» Pon kwi 15, 2013 20:14
Re: Morgan i Tinka. Ciastus [*] Haskell [*]
Tinka odkryla dywanik lazienkowy. Sa, a wlasciwie byly, takie fajne dywaniki lazienkowe z Ikei toftbo. Nadal sa, ale zmienili material i nowych koty nie kochaja. Pierwszy dywanik pokochal Morgan, pozniej Ciastus, wiec kupilam ich wiecej dla kotow. Wyscielalam nimi legowiska, a konkretnie "kocia kanape". Maluchy zaakceptowaly, ale bez szalenstw. Do lazienki, gdzie jest wanna baly sie wchodzic, a z kocia kanapa nie wariowaly.

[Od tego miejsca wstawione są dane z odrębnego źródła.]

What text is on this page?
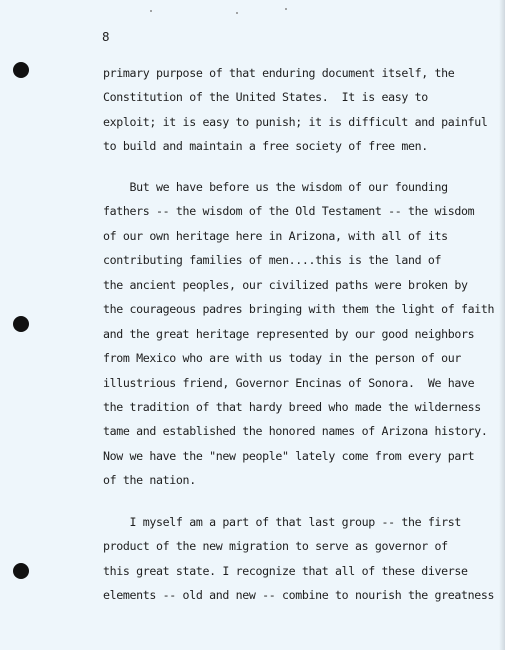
8
primary purpose of that enduring document itself, the
Constitution of the United States.  It is easy to
exploit; it is easy to punish; it is difficult and painful
to build and maintain a free society of free men.
But we have before us the wisdom of our founding
fathers -- the wisdom of the Old Testament -- the wisdom
of our own heritage here in Arizona, with all of its
contributing families of men....this is the land of
the ancient peoples, our civilized paths were broken by
the courageous padres bringing with them the light of faith
and the great heritage represented by our good neighbors
from Mexico who are with us today in the person of our
illustrious friend, Governor Encinas of Sonora.  We have
the tradition of that hardy breed who made the wilderness
tame and established the honored names of Arizona history.
Now we have the "new people" lately come from every part
of the nation.
I myself am a part of that last group -- the first
product of the new migration to serve as governor of
this great state. I recognize that all of these diverse
elements -- old and new -- combine to nourish the greatness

Kanapa zostanie zlikwidowana, bo to jest karton z plyta indukcyjna, ktora chcemy pozyczyc mamie. Sciagnelam wiec dywanik, i od tak polozylam w kuchni na podlodze, tam gdzie kiciusie w dzien wyleguja sie na sloncu, kazdy na swojej wlasnej plamie. Tinka wpasla w morderczy szal. Skopala, pogryzla, uciekla pod krzeslo sie zaczaic i znow od nowa mordowala dywanik. Jutro postaram sie to nakrecic, bo dzis juz za ciemno. Dla Tinki dywanik jest taka sama grozna bestia do unicestwienia, jak dla Morgana patyczki do uszu.